Monday, May 24, 2010

once in a lifetime

"and you may ask yourself, how did i get here?"
(talking heads)

i'm going to kill my facebook account. i don't need it. it doesn't need me. let's move on.

i had some more dreams, and then they stopped.

thursday night it was a taxi on fire. well, not so much on fire as having a flickering flame on the windscreen and bonnet, as though a flammable liquid over the windshield was on fire. the paint wasn't blistering, the car wasn't burning up. i think it was parked near newtown station. a person over my shoulder says "that'd be right" as though this sort of thing was to be expected.

friday night i dreamt that chris and i were walking and stumbled into a violent street scene. a guy had a knife and threatened the people around him. one man tried to get the knife from him and got slashed across his stomach. he fell down and it looked like he was about to be stabbed to death. then maybe another man intercepted. and then, at some stage, all the fighters stood and bowed to now applauding onlookers. this was a performance and nobody was injured. i was really angry that i was made to feel frightened for the sake of street performance.

chris was in my bed, so perhaps that's why he featured in the dream. i told him of this the next morning. i haven't remembered a dream since.

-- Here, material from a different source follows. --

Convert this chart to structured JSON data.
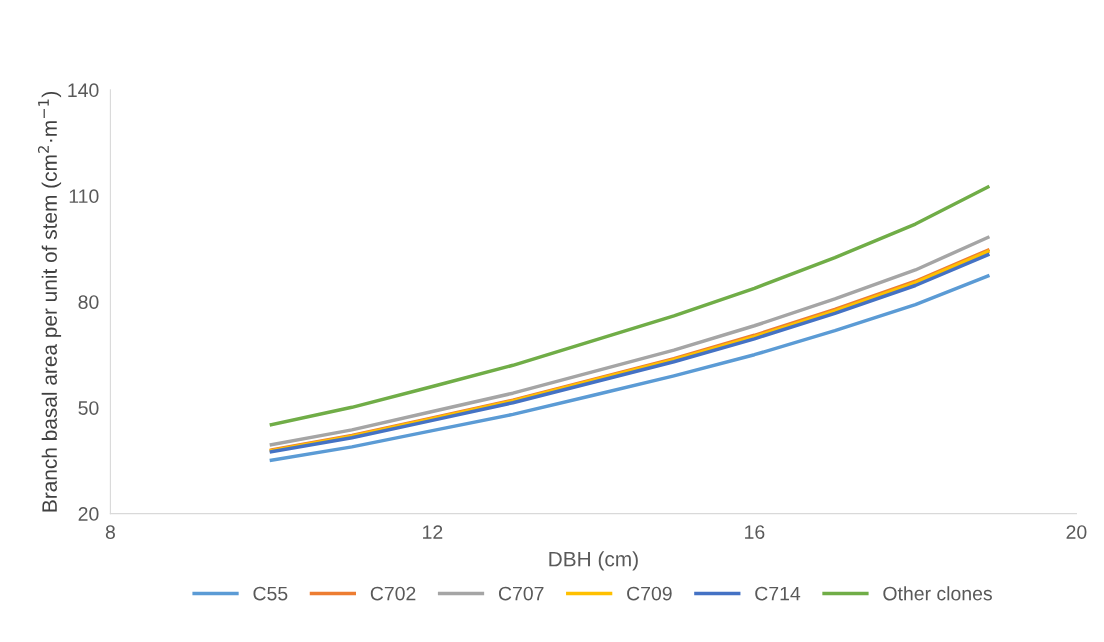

most of my dreams have circulated around fear and uncertainty. i wonder if the anticipation of seeing haneke's the white ribbon was intercepting with my sleeping thoughts. i saw it last night. that deserves its own post and further contemplation on my part, but it seemed to connect to the trajectory of my dreams. though maybe it has made me more fearful and anxious in my waking life, because there's no writing this off as fiction.